Atualmente, uma parcela considerável de catadores sobrevive a partir dos lixões e, em Goiás, essa realidade não é diferente. Ainda que o trabalho seja precário e em quase sua totalidade exista um “dono do lixão” (atravessador que explora a mão de obra dos catadores, demarcando o território), é daquele ambiente insalubre, precário, perigoso e perverso que o catador retira o seu sustento e sua renda familiar.  

Com iminência de extinção dos lixões, determinada pela Política Nacional de Resíduos Sólidos (PNRS), muitos catadores estão apreensivos e com muitas dúvidas com a possibilidade de perderem sua única fonte de renda.
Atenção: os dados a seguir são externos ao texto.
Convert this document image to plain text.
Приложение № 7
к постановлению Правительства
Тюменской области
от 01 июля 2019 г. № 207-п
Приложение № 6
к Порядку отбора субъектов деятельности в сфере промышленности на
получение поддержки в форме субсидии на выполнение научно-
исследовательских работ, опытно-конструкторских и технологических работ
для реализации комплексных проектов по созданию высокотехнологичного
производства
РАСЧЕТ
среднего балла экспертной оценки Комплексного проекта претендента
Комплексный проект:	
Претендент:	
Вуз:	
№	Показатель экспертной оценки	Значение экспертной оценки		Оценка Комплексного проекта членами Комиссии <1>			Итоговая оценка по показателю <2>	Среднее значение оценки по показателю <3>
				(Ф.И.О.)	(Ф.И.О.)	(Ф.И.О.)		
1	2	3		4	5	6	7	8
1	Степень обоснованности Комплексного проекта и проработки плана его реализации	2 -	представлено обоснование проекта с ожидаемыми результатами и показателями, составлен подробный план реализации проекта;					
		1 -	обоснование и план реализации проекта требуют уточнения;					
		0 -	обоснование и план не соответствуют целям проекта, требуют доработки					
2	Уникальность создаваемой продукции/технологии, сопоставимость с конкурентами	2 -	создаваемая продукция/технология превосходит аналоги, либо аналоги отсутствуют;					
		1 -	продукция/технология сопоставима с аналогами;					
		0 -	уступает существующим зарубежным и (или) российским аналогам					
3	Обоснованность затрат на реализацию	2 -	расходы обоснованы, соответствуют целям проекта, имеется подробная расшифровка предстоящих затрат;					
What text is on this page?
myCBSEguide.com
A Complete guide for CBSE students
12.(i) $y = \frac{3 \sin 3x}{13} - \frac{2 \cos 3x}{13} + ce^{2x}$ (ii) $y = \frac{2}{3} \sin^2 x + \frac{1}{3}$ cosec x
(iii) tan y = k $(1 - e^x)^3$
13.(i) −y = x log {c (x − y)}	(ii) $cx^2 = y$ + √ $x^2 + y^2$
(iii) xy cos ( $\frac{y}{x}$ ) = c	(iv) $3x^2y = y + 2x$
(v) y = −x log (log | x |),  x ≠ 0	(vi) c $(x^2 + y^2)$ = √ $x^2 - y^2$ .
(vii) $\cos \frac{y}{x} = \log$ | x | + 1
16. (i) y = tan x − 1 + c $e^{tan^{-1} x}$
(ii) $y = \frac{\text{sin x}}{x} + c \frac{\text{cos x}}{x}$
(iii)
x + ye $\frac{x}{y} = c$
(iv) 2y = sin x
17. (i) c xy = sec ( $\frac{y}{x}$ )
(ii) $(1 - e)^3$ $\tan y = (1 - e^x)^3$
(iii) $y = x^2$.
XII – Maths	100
A PNRS ainda prevê, entre outras ações, a criação de aterros controlados, a gestão compartilhada dos resíduos, a implantação de logística reversa e programas de coleta seletiva e o incentivo à criação de cooperativas de catadores de baixa renda, que poderão inclusive ser contratadas para prestação de serviço.  

Nesse sentido, as cooperativas formalizadas e registradas no Sistema OCB/GO poderão dar uma resposta que minimize tais dúvidas inerente ao futuro dos catadores. O catador, que geralmente tem pouca ou nenhuma escolaridade, terá a possibilidade de receber capacitação para gerir a cooperativa, uma vez que a cooperativa de trabalho é uma organização autogestionária, ou seja, os próprios cooperados, além de desenvolverem as atividades de catação, separação, triagem e prensagem, eles também deverão entender o mínimo de gestão”, explica Emanuell. 

Além de apoiar esse processo de gestão, no campo político, as unidades nacionais e o Sistema OCB nacional atuam fortemente para a implantação de políticas públicas que venham valorizar as cooperativas e os cooperados da reciclagem. A intenção é buscar, por meio de estudos e diálogo junto ao parlamento brasileiro, a desoneração dos tributos incidentes sobre a atividade de catação, de modo que as cooperativas sejam inseridas nos processos produtivos e tornem-se competitivas, mas sem perder o seu viés colaborativo.